After three days preparation, Alexander divided his force in three parts. The first attacked the palisades and the second formed a line against the Theban infantry, with the third in reserve to reinforce gaps and press opportune advantages.

For their defense, the Thebans emancipated their slaves and faced them towards the Macedonian attack on the wall. The Theban cavalry was placed within the palisades. The Thebans made everything ready to fight to the last man, and put their women and children in the city temples.

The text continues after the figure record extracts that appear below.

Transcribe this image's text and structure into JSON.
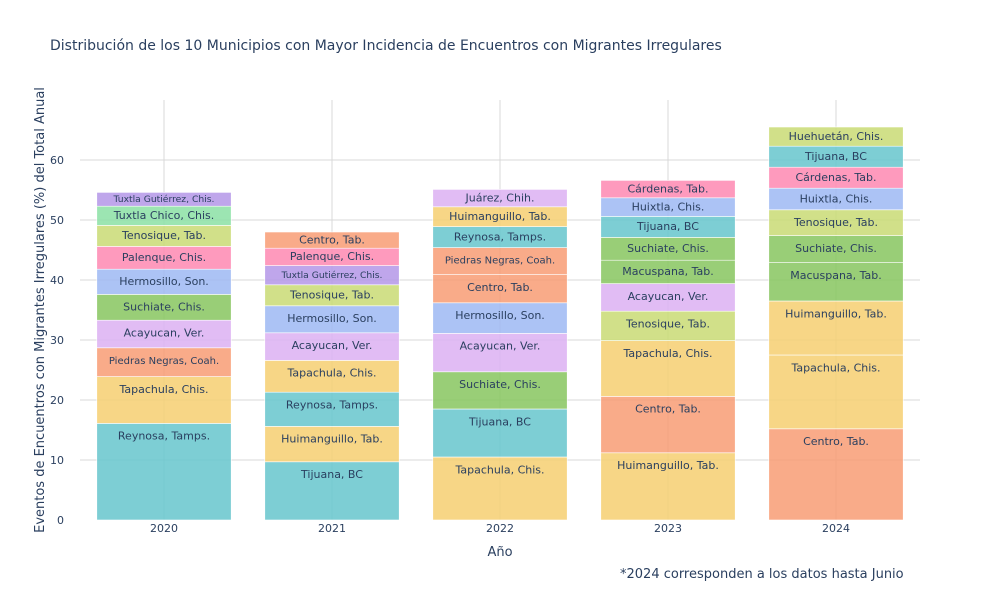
{
  "chart_data": {
    "type": "bar",
    "stacked": true,
    "title": "Distribución de los 10 Municipios con Mayor Incidencia de Encuentros con Migrantes Irregulares",
    "xlabel": "Año",
    "ylabel": "Eventos de Encuentros con Migrantes Irregulares (%) del Total Anual",
    "ylim": [
      0,
      70
    ],
    "yticks": [
      0,
      10,
      20,
      30,
      40,
      50,
      60
    ],
    "grid": true,
    "note": "*2024 corresponden a los datos hasta Junio",
    "categories": [
      "2020",
      "2021",
      "2022",
      "2023",
      "2024"
    ],
    "colors": {
      "Reynosa, Tamps.": "#66c5cc",
      "Tijuana, BC": "#66c5cc",
      "Tapachula, Chis.": "#f6cf71",
      "Huimanguillo, Tab.": "#f6cf71",
      "Piedras Negras, Coah.": "#f89c74",
      "Centro, Tab.": "#f89c74",
      "Acayucan, Ver.": "#dcb0f2",
      "Juárez, Chih.": "#dcb0f2",
      "Suchiate, Chis.": "#87c55f",
      "Macuspana, Tab.": "#87c55f",
      "Hermosillo, Son.": "#9eb9f3",
      "Huixtla, Chis.": "#9eb9f3",
      "Palenque, Chis.": "#fe88b1",
      "Cárdenas, Tab.": "#fe88b1",
      "Tenosique, Tab.": "#c9db74",
      "Huehuetán, Chis.": "#c9db74",
      "Tuxtla Chico, Chis.": "#8be0a4",
      "Tuxtla Gutiérrez, Chis.": "#b497e7"
    },
    "stacks": [
      {
        "year": "2020",
        "segments": [
          {
            "name": "Reynosa, Tamps.",
            "value": 16.1
          },
          {
            "name": "Tapachula, Chis.",
            "value": 7.8
          },
          {
            "name": "Piedras Negras, Coah.",
            "value": 4.8
          },
          {
            "name": "Acayucan, Ver.",
            "value": 4.6
          },
          {
            "name": "Suchiate, Chis.",
            "value": 4.3
          },
          {
            "name": "Hermosillo, Son.",
            "value": 4.2
          },
          {
            "name": "Palenque, Chis.",
            "value": 3.8
          },
          {
            "name": "Tenosique, Tab.",
            "value": 3.5
          },
          {
            "name": "Tuxtla Chico, Chis.",
            "value": 3.2
          },
          {
            "name": "Tuxtla Gutiérrez, Chis.",
            "value": 2.3
          }
        ]
      },
      {
        "year": "2021",
        "segments": [
          {
            "name": "Tijuana, BC",
            "value": 9.7
          },
          {
            "name": "Huimanguillo, Tab.",
            "value": 5.9
          },
          {
            "name": "Reynosa, Tamps.",
            "value": 5.7
          },
          {
            "name": "Tapachula, Chis.",
            "value": 5.3
          },
          {
            "name": "Acayucan, Ver.",
            "value": 4.6
          },
          {
            "name": "Hermosillo, Son.",
            "value": 4.5
          },
          {
            "name": "Tenosique, Tab.",
            "value": 3.5
          },
          {
            "name": "Tuxtla Gutiérrez, Chis.",
            "value": 3.2
          },
          {
            "name": "Palenque, Chis.",
            "value": 2.9
          },
          {
            "name": "Centro, Tab.",
            "value": 2.7
          }
        ]
      },
      {
        "year": "2022",
        "segments": [
          {
            "name": "Tapachula, Chis.",
            "value": 10.5
          },
          {
            "name": "Tijuana, BC",
            "value": 8.0
          },
          {
            "name": "Suchiate, Chis.",
            "value": 6.2
          },
          {
            "name": "Acayucan, Ver.",
            "value": 6.4
          },
          {
            "name": "Hermosillo, Son.",
            "value": 5.1
          },
          {
            "name": "Centro, Tab.",
            "value": 4.7
          },
          {
            "name": "Piedras Negras, Coah.",
            "value": 4.5
          },
          {
            "name": "Reynosa, Tamps.",
            "value": 3.5
          },
          {
            "name": "Huimanguillo, Tab.",
            "value": 3.3
          },
          {
            "name": "Juárez, Chih.",
            "value": 2.9
          }
        ]
      },
      {
        "year": "2023",
        "segments": [
          {
            "name": "Huimanguillo, Tab.",
            "value": 11.2
          },
          {
            "name": "Centro, Tab.",
            "value": 9.4
          },
          {
            "name": "Tapachula, Chis.",
            "value": 9.3
          },
          {
            "name": "Tenosique, Tab.",
            "value": 4.9
          },
          {
            "name": "Acayucan, Ver.",
            "value": 4.6
          },
          {
            "name": "Macuspana, Tab.",
            "value": 3.9
          },
          {
            "name": "Suchiate, Chis.",
            "value": 3.8
          },
          {
            "name": "Tijuana, BC",
            "value": 3.5
          },
          {
            "name": "Huixtla, Chis.",
            "value": 3.1
          },
          {
            "name": "Cárdenas, Tab.",
            "value": 2.9
          }
        ]
      },
      {
        "year": "2024",
        "segments": [
          {
            "name": "Centro, Tab.",
            "value": 15.2
          },
          {
            "name": "Tapachula, Chis.",
            "value": 12.3
          },
          {
            "name": "Huimanguillo, Tab.",
            "value": 9.0
          },
          {
            "name": "Macuspana, Tab.",
            "value": 6.4
          },
          {
            "name": "Suchiate, Chis.",
            "value": 4.5
          },
          {
            "name": "Tenosique, Tab.",
            "value": 4.3
          },
          {
            "name": "Huixtla, Chis.",
            "value": 3.6
          },
          {
            "name": "Cárdenas, Tab.",
            "value": 3.5
          },
          {
            "name": "Tijuana, BC",
            "value": 3.5
          },
          {
            "name": "Huehuetán, Chis.",
            "value": 3.2
          }
        ]
      }
    ]
  }
}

In the assault, the Thebans fought desperately, fearing for their homes, wives, and children. The battle went on doubtfully for some time, but Alexander's reserves turned the tide. Alexander noticed that the Theban guard had abandoned one of their gates, and he seized the opportunity, sending Perdiccas' troops to take it and penetrate into the city. At this point, realizing that the walls were lost, the Thebans retreated into the city, but Philotas's garrison broke out of the citadel, surrounding the Thebans and ending the contest.

==Destruction of Thebes==
Alexander punished the Thebans severely for their rebellion. Thirty thousand were sold into slavery and six thousand slain in the final fighting. The city was burnt to the ground, sparing only the temples, the Cadmea citadel and the house of Pindar, out of gratitude for Pindar's verses praising Alexander's ancestor, Alexander I of Macedon.

== Aftermath ==
The destruction of Thebes reverberated around Greece like an earthquake, prompting the execution of anti-Macedonian demagogues and the calming of revolts before they began. Alexander turned his attention to the great city of Athens, which remained aloof despite its alleged role in encouraging the Thebans and other Greek city-states to rebel. Thus, Alexander demanded that the city turn over ten strategoi that opposed Macedon's interests. However, thanks to the efforts of an Athenian known as Demades, Alexander was persuaded to be lenient.